В больнице скучно. Скучно и однообразно. Единственное развлечение, ну, кроме книг и газет, конечно, это посетители. Как свои, так и чужие. Чужие – вдвойне. Смотришь на них, придумываешь истории, а потом сравниваешь с реальностью. Потому что обсуждение посещений – второе по популярности развлечение.
Мы за тебя, Петровна
– Слышь, Петровна, – зашептала одна из соседок по палате, – Дочка-то вместе с передачей убежала. Видать, сильно осерчала.
– Пусть идет.
– А чего приходила, а? Вот мой вчерась приходил за доверенностью. Пенсию хочет за меня получить.
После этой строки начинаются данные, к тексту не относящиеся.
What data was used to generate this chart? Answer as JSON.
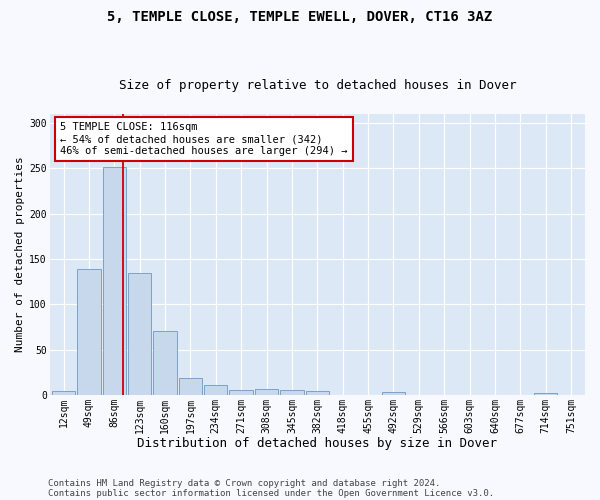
{
  "title1": "5, TEMPLE CLOSE, TEMPLE EWELL, DOVER, CT16 3AZ",
  "title2": "Size of property relative to detached houses in Dover",
  "xlabel": "Distribution of detached houses by size in Dover",
  "ylabel": "Number of detached properties",
  "footer1": "Contains HM Land Registry data © Crown copyright and database right 2024.",
  "footer2": "Contains public sector information licensed under the Open Government Licence v3.0.",
  "bin_labels": [
    "12sqm",
    "49sqm",
    "86sqm",
    "123sqm",
    "160sqm",
    "197sqm",
    "234sqm",
    "271sqm",
    "308sqm",
    "345sqm",
    "382sqm",
    "418sqm",
    "455sqm",
    "492sqm",
    "529sqm",
    "566sqm",
    "603sqm",
    "640sqm",
    "677sqm",
    "714sqm",
    "751sqm"
  ],
  "bar_heights": [
    4,
    139,
    251,
    134,
    70,
    19,
    11,
    5,
    6,
    5,
    4,
    0,
    0,
    3,
    0,
    0,
    0,
    0,
    0,
    2,
    0
  ],
  "bar_color": "#c8d8ec",
  "bar_edge_color": "#7098c0",
  "vline_x_index": 2.35,
  "vline_color": "#cc0000",
  "annotation_text": "5 TEMPLE CLOSE: 116sqm\n← 54% of detached houses are smaller (342)\n46% of semi-detached houses are larger (294) →",
  "annotation_box_facecolor": "#ffffff",
  "annotation_box_edgecolor": "#cc0000",
  "ylim": [
    0,
    310
  ],
  "yticks": [
    0,
    50,
    100,
    150,
    200,
    250,
    300
  ],
  "fig_bg_color": "#f8f8ff",
  "plot_bg_color": "#dce8f5",
  "grid_color": "#ffffff",
  "title1_fontsize": 10,
  "title2_fontsize": 9,
  "xlabel_fontsize": 9,
  "ylabel_fontsize": 8,
  "tick_fontsize": 7,
  "annot_fontsize": 7.5,
  "footer_fontsize": 6.5
}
Пропил свои-то деньги поди. Я не дала. Сын-то у меня оторви и брось. А дочка – хорошая, только несчастная. Муж погиб, детки маленькие. На двух работах лямку тянет…
– Видела я дочку, Валя, она позавчера к тебе приходила. Красавица. Еще встретит свою судьбу, – втянулась в разговор еще одна больная, – Ты не приставай к Петровне, видишь, тяжело ей. И так сердце никуда не годное, а еще ходят-клюют. Вороны.
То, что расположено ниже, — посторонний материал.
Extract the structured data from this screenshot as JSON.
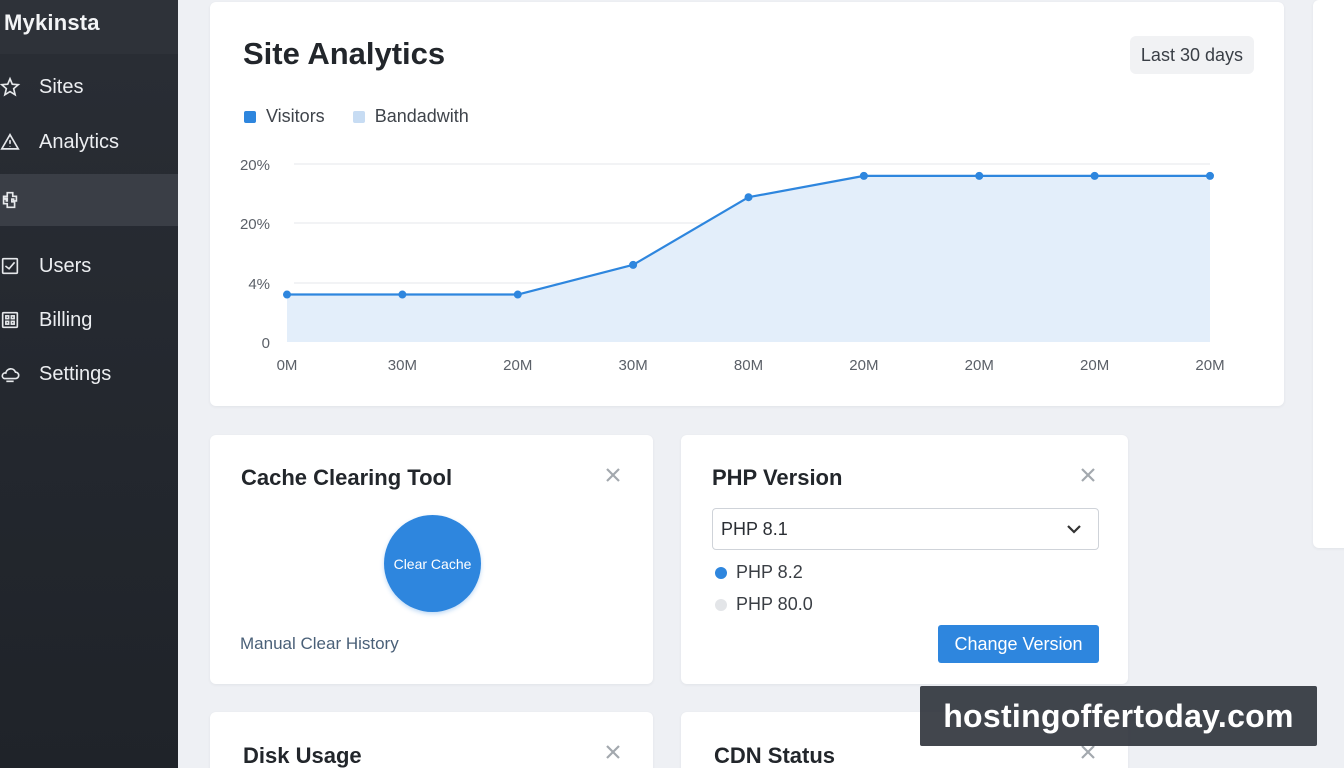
{
  "sidebar": {
    "brand": "Mykinsta",
    "items": [
      {
        "label": "Sites",
        "icon": "star-icon"
      },
      {
        "label": "Analytics",
        "icon": "warning-triangle-icon"
      },
      {
        "label": "",
        "icon": "puzzle-icon",
        "active": true
      },
      {
        "label": "Users",
        "icon": "checkbox-icon"
      },
      {
        "label": "Billing",
        "icon": "grid-icon"
      },
      {
        "label": "Settings",
        "icon": "cloud-icon"
      }
    ]
  },
  "analytics": {
    "title": "Site Analytics",
    "range_label": "Last 30 days",
    "legend": [
      {
        "label": "Visitors",
        "color": "#2e86de"
      },
      {
        "label": "Bandadwith",
        "color": "#c7dcf3"
      }
    ]
  },
  "chart_data": {
    "type": "area",
    "title": "Site Analytics",
    "categories": [
      "0M",
      "30M",
      "20M",
      "30M",
      "80M",
      "20M",
      "20M",
      "20M",
      "20M"
    ],
    "y_tick_labels": [
      "0",
      "4%",
      "20%",
      "20%"
    ],
    "series": [
      {
        "name": "Visitors",
        "values": [
          4,
          4,
          4,
          6.5,
          12.2,
          14,
          14,
          14,
          14
        ],
        "color": "#2e86de"
      }
    ],
    "y_scale_max": 15,
    "fill_color": "#e3eefa",
    "grid": true,
    "legend_position": "top-left"
  },
  "cache_tool": {
    "title": "Cache Clearing Tool",
    "button_label": "Clear Cache",
    "history_link": "Manual Clear History"
  },
  "php": {
    "title": "PHP Version",
    "selected": "PHP 8.1",
    "options": [
      {
        "label": "PHP 8.2",
        "checked": true
      },
      {
        "label": "PHP 80.0",
        "checked": false
      }
    ],
    "change_button": "Change Version"
  },
  "disk": {
    "title": "Disk Usage"
  },
  "cdn": {
    "title": "CDN Status"
  },
  "watermark": "hostingoffertoday.com",
  "colors": {
    "accent": "#2e86de",
    "sidebar": "#24282f"
  }
}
– Да ладно вам, их тоже понять можно, – откликнулась, наконец, Петровна, – Только трудно это все. Решение никак не дается мне. Вы ведь ничего не знаете. Двое детей у меня. Две дочери. А внуков – трое. И все по-своему устроенные, вроде. И каждому квартира моя нужна. А квартира – одна. Не знаю я, как все поровну поделить. Да и ждать никто не хочет, – Та, которую называли Петровной, вздохнула, – младшая дочь требует все меньшой внучке отписать. Есть в этом резон – у нее, Ирины, двое ведь. Старшая просит для Вити, старшего внучка, подарок сделать, он институт заканчивает. Тоже, вроде как права. Вот и попала я в больницу от дум этих.
– Мы за тебя, Петровна. Ты никому не отписывай. Вот помрешь – пусть тогда и решают.
– Ой, Валя. Страшно мне, что они из-за добра этого на всю жизнь врагами останутся…
Временно надолго
– Мама, ты как хочешь, а Витя у тебя пока поживет. Ты все равно в больнице.
– Как же это, Нина?
– Ну, как… Кстати, вот тебе фрукты, вот чай, вот печенье, как просила,– заторопилась женщина, – У него девушка появилась. Дело-то молодое. Вот пускай пока поживут в отдельной квартире. Сама понимаешь. У нас ведь тесно.
– И меня не спросила, Нина…
– Мама, ну что за формальности, право. Они и за жильем твоим приглядят. А как выпишешься – они и съедут уже. Ну, войди в мое положение, мама…
– Уходи, Нина.
Ночью Петровне не спалось. Вспоминала, как получили с Николаем эту хрущевку в центре города. Как радовались, что у девочек, Ниночки и Иришки, будет своя собственная комната. После барака двушка казалась просто несметным богатством. А сейчас там внук, Витек, неизвестно что делает. Вообще-то он хороший, Витя, только любит бабушкину квартиру чердаком называть. Хламу, говорит, много. Но ведь это не хлам, это все память. О том, как жили, как трудно доставали эти вещи… Ну, как с памятью расстаться?! А ну как выкинет он что?! Ой, вот придет утро, нужно Нине позвонить…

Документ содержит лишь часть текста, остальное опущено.